Commonly Used in Clinical Practice

Although zoledronic acid is not approved to prevent bone loss in women with breast cancer, this and other bisphosphonates are commonly used in this way in clinical practice, and indeed are recommended for such use in both European and American guidelines, Rob Coleman MB, BS, MD, from the Weston Park Hospital, Sheffield, United Kingdom, told Medscape Medical News.

However, the approach tested in these studies — upfront in all women taking an AI — is a new use of zoledronic acid.

Dr. Coleman explained that in routine clinical practice, his team's approach is to stratify patients according to their risk for fracture.

In the Z-FAST study, about a quarter of women in the delayed group were given zoledronic acid during the course of the study. In clinical practice, about a third of women taking AIs develop problems, Dr. Brufsky said.

Medscape Medical News asked Dr. Coleman whether a large proportion of the women in the upfront group, who might never have developed a bone problem, were taking zoledronic acid unnecessarily, and whether upfront treatment with zoledronic acid is really the best strategy for the patient.

His answer: "That depends on whether you believe the AZURE findings in postmenopausal women."

The AZURE study, which was headed by Dr. Coleman, found overall no effect of zoledronic acid on breast cancer, but in a large subgroup of postmenopausal women with breast cancer, there was a significant effect on both recurrence and survival.

In a recent update of these results, Dr. Coleman reported that in this subgroup of postmenopausal women, zoledronic acid reduced both the risk for relapse and the risk of dying by about 25%. In particular, there was a marked reduction in the risk for metastases to extraskeletal sites, he noted.

The finding of a reduction in distant relapses in the Z-FAST study highlighted by Dr. Brufsky ties in with this finding from the AZURE study and from several other studies, which have suggested that bisphosphonates have an effect on breast cancer and on bones.

Dr.
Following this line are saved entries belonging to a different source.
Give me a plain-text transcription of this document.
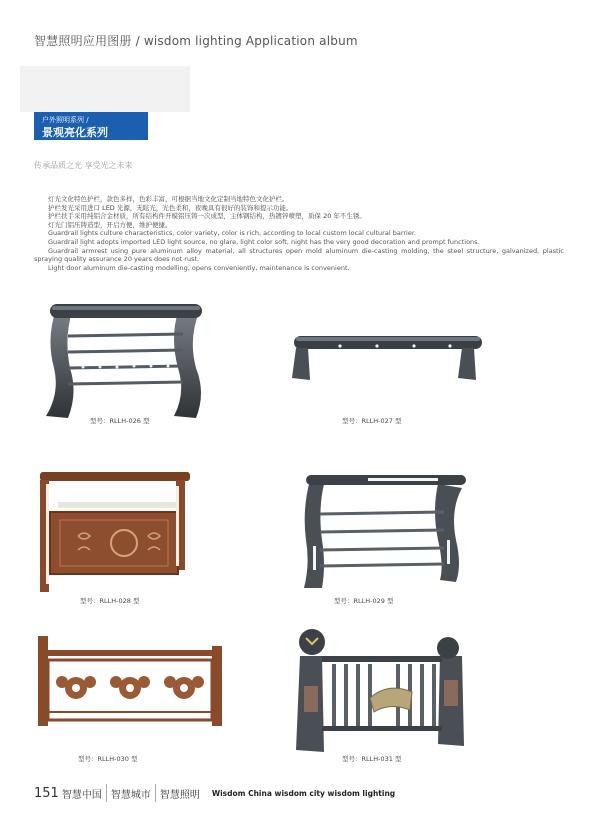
智慧照明应用图册 / wisdom lighting Application album
户外照明系列 /
景观亮化系列
传承品质之光 享受光之未来

灯光文化特色护栏，款色多样，色彩丰富，可根据当地文化定制当地特色文化护栏。

护栏发光采用进口 LED 光源，无眩光，光色柔和，夜晚具有很好的装饰和提示功能。

护栏扶手采用纯铝合金材质，所有结构件开模铝压铸一次成型，主体钢结构，热镀锌喷塑，质保 20 年不生锈。

灯光门铝压铸造型，开启方便，维护便捷。

Guardrail lights culture characteristics, color variety, color is rich, according to local custom local cultural barrier.

Guardrail light adopts imported LED light source, no glare, light color soft, night has the very good decoration and prompt functions.

Guardrail armrest using pure aluminum alloy material, all structures open mold aluminum die-casting molding, the steel structure, galvanized, plastic spraying quality assurance 20 years does not rust.

Light door aluminum die-casting modelling, opens conveniently, maintenance is convenient.

型号：RLLH-026 型	型号：RLLH-027 型
型号：RLLH-028 型	型号：RLLH-029 型
型号：RLLH-030 型	型号：RLLH-031 型
151 智慧中国 智慧城市 智慧照明 Wisdom China wisdom city wisdom lighting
Brufsky told Medscape Medical News that he is swayed by the accumulating evidence that zoledronic acid does have an effect on breast cancer, and that this extra effect gives a boost to support its use in postmenopausal women taking AIs.

So far the breast cancer community seems split on this issue, with some experts proclaiming that they already use bisphosphonates for this effect in clinical practice, and others cautioning that such a use is not supported by sufficient evidence and urging clinicians to wait for further results. A heated debate on this subject arose last year after the presentation of the AZURE results at the San Antonio Breast Cancer Symposium; more on the subject is expected when this year's symposium is held next month.

The Z-FAST study was funded by Novartis. Dr. Brufsky has disclosed no relevant financial relationships, but 5 of his coauthors own stock in Novartis, 1 has served on the advisory board and received research funding from Novartis, an 1 reports consulting for and receiving honoraria from Pfzier and Amgen. Dr. Coleman reports consulting for and being on the speakers bureau for Novartis and Amgen.